Program in Molecular Medicine, University of Maryland School of Medicine, Baltimore, Maryland 21201, USA.
Institute for Genome Sciences, University of Maryland School of Medicine, Baltimore, Maryland 21201, USA.
Genome Res. 2017 Nov;27(11):1916-1929. doi: 10.1101/gr.218032.116. Epub 2017 Aug 30.

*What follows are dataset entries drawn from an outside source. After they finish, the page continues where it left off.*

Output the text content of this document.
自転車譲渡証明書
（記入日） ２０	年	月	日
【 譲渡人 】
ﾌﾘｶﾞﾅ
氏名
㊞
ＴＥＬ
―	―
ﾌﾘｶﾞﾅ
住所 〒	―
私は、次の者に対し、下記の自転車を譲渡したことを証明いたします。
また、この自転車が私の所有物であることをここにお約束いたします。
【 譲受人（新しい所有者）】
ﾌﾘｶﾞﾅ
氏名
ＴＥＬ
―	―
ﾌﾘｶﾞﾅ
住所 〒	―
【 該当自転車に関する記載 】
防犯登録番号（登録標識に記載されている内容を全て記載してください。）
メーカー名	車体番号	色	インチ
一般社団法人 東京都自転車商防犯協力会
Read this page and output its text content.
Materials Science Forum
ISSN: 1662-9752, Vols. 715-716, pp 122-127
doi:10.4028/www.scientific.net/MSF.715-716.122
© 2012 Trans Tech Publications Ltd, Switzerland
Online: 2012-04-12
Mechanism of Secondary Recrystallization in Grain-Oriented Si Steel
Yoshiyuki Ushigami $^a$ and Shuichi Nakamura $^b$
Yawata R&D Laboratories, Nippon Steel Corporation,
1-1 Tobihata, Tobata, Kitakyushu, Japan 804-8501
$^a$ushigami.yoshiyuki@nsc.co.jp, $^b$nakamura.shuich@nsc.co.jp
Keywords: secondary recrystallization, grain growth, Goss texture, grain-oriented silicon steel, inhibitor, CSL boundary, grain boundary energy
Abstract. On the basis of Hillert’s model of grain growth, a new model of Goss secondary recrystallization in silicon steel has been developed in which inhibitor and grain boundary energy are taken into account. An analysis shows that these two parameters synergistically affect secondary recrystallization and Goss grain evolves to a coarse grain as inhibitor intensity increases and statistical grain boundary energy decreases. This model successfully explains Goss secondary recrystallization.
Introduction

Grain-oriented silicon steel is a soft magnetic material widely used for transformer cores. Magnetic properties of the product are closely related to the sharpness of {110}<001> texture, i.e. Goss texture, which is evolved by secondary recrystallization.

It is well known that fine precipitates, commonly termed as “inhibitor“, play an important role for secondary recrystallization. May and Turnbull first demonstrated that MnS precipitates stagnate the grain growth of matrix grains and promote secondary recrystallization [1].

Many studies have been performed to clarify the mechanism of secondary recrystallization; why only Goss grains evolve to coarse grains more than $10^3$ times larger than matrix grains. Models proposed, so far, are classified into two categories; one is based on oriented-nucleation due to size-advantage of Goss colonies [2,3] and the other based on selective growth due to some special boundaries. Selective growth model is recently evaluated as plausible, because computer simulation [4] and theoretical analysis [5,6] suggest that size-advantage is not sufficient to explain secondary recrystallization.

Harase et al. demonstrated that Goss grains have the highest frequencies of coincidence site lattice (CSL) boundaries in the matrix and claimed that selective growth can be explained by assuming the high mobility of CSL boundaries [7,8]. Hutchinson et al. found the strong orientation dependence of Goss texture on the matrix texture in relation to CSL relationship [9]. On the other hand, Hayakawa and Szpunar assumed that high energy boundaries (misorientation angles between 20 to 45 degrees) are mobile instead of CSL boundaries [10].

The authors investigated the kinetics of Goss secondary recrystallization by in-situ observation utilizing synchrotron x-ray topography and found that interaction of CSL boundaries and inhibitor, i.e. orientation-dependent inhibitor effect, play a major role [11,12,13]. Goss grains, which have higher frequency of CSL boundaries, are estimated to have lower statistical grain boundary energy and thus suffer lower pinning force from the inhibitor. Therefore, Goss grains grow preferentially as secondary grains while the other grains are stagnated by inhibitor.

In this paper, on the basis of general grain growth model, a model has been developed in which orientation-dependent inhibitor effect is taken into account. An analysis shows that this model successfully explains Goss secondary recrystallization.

Mobile element insertions (MEIs) represent ∼25% of all structural variants in human genomes. Moreover, when they disrupt genes, MEIs can influence human traits and diseases. Therefore, MEIs should be fully discovered along with other forms of genetic variation in whole genome sequencing (WGS) projects involving population genetics, human diseases, and clinical genomics. Here, we describe the Mobile Element Locator Tool (MELT), which was developed as part of the 1000 Genomes Project to perform MEI discovery on a population scale. Using both Illumina WGS data and simulations, we demonstrate that MELT outperforms existing MEI discovery tools in terms of speed, scalability, specificity, and sensitivity, while also detecting a broader spectrum of MEI-associated features. Several run modes were developed to perform MEI discovery on local and cloud systems. In addition to using MELT to discover MEIs in modern humans as part of the 1000 Genomes Project, we also used it to discover MEIs in chimpanzees and ancient (Neanderthal and Denisovan) hominids. We detected diverse patterns of MEI stratification across these populations that likely were caused by (1) diverse rates of MEI production from source elements, (2) diverse patterns of MEI inheritance, and (3) the introgression of ancient MEIs into modern human genomes. Overall, our study provides the most comprehensive map of MEIs to date spanning chimpanzees, ancient hominids, and modern humans and reveals new aspects of MEI biology in these lineages. We also demonstrate that MELT is a robust platform for MEI discovery and analysis in a variety of experimental settings.
移动元件插入(MEI)代表人类基因组中所有结构变异的约 25%。此外,当它们扰乱基因时,MEI 会影响人类特征和疾病。因此,在涉及人群遗传学、人类疾病和临床基因组学的全基因组测序(WGS)项目中,应该与其他形式的遗传变异一起充分发现 MEI。在这里,我们描述了移动元件定位工具(MELT),它是作为 1000 基因组计划的一部分开发的,用于在人群规模上进行 MEI 发现。使用 Illumina WGS 数据和模拟,我们证明 MELT 在速度、可扩展性、特异性和敏感性方面优于现有的 MEI 发现工具,同时还检测到更广泛的 MEI 相关特征。开发了几种运行模式来在本地和云系统上执行 MEI 发现。除了在 1000 基因组计划中使用 MELT 发现现代人中的 MEI 之外,我们还使用它发现了黑猩猩和古(尼安德特人和丹尼索万人)人类中的 MEI。我们在这些人群中检测到了 MEI 分层的各种模式,这些模式可能是由(1)来源元素产生 MEI 的不同速率,(2)MEI 遗传的不同模式,以及(3)古 MEI 向现代人类基因组的渗透引起的。总体而言,我们的研究提供了迄今为止最全面的 MEI 图谱,涵盖了黑猩猩、古人类和现代人,并揭示了这些谱系中 MEI 生物学的新方面。我们还证明,MELT 是在各种实验环境中进行 MEI 发现和分析的强大平台。